Evidence-Based Therapies for ST-Segment-Elevation Myocardial Infarction Improve Survival


A national registry in Sweden captures comprehensive data on the evolution of STEMI treatment and outcomes.

Several reports have described trends in therapy and outcomes in patients with myocardial infarction (MI), but few have included unrestricted populations. This study focuses on trends in evidence-based therapies and mortality in 61,238 patients who had a first-time diagnosis of ST-segment-elevation MI (STEMI) at acute cardiac care hospitals throughout Sweden from 1996 through 2007.

Over the study period, the mean age of the STEMI patients decreased from 71 to 69; rates of baseline hypertension and cigarette use increased; and the proportions taking statins, angiotensin-converting enzyme (ACE) inhibitors or angiotensin-receptor blockers (ARBs), or both at admission increased. The rate of fibrinolysis declined from 66% in 1996–1997 to 7% in 2006–2007, with concomitant increases in the rates of angiography (from 12% to 93%) and primary percutaneous coronary intervention (from 12% to 61%). Rates of guideline-recommended medication use, including aspirin, clopidogrel, beta-blockers, ACE inhibitors or ARBs, and statins, increased significantly over time, and hospital-to-hospital variability in the use of all of these medications except ACE inhibitors or ARBs narrowed. Mortality at 1 year, standardized for differences in baseline patient characteristics, decreased substantially, from 19.0% in 1996 to 11.2% in 2007.
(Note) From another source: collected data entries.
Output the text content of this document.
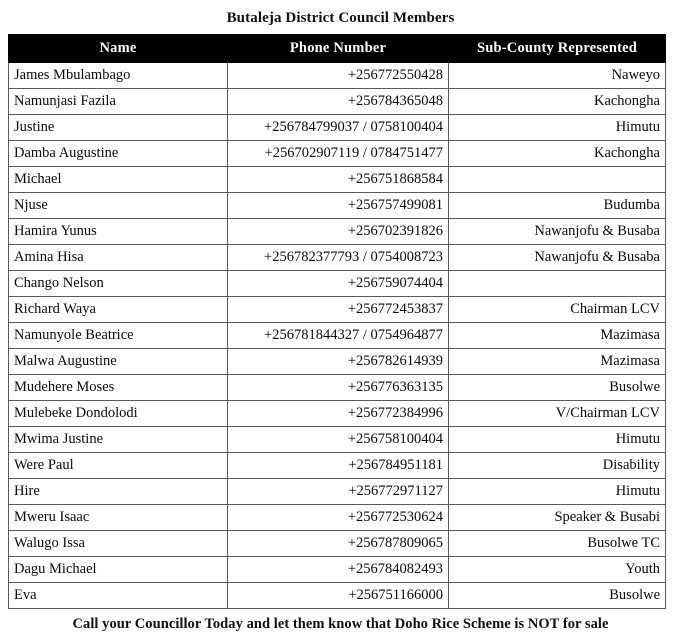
Butaleja District Council Members
Name	Phone Number	Sub-County Represented
James Mbulambago	+256772550428	Naweyo
Namunjasi Fazila	+256784365048	Kachongha
Justine	+256784799037 / 0758100404	Himutu
Damba Augustine	+256702907119 / 0784751477	Kachongha
Michael	+256751868584	
Njuse	+256757499081	Budumba
Hamira Yunus	+256702391826	Nawanjofu & Busaba
Amina Hisa	+256782377793 / 0754008723	Nawanjofu & Busaba
Chango Nelson	+256759074404	
Richard Waya	+256772453837	Chairman LCV
Namunyole Beatrice	+256781844327 / 0754964877	Mazimasa
Malwa Augustine	+256782614939	Mazimasa
Mudehere Moses	+256776363135	Busolwe
Mulebeke Dondolodi	+256772384996	V/Chairman LCV
Mwima Justine	+256758100404	Himutu
Were Paul	+256784951181	Disability
Hire	+256772971127	Himutu
Mweru Isaac	+256772530624	Speaker & Busabi
Walugo Issa	+256787809065	Busolwe TC
Dagu Michael	+256784082493	Youth
Eva	+256751166000	Busolwe
Call your Councillor Today and let them know that Doho Rice Scheme is NOT for sale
Comment: This study in an unselected Swedish population revealed a marked decline in mortality concurrent with the adoption of evidence-based therapies for STEMI. Although the observational analysis cannot rule out unmeasured factors that might have played a role in producing these gratifying improvements in outcome, better treatment must have been an important contributor. The fact that 8 in 100 patients treated in 1996 who died may have been alive at 1 year had they been treated in 2007 strongly supports systematic efforts to continually improve delivery of the right therapies to the right STEMI patients at the right time.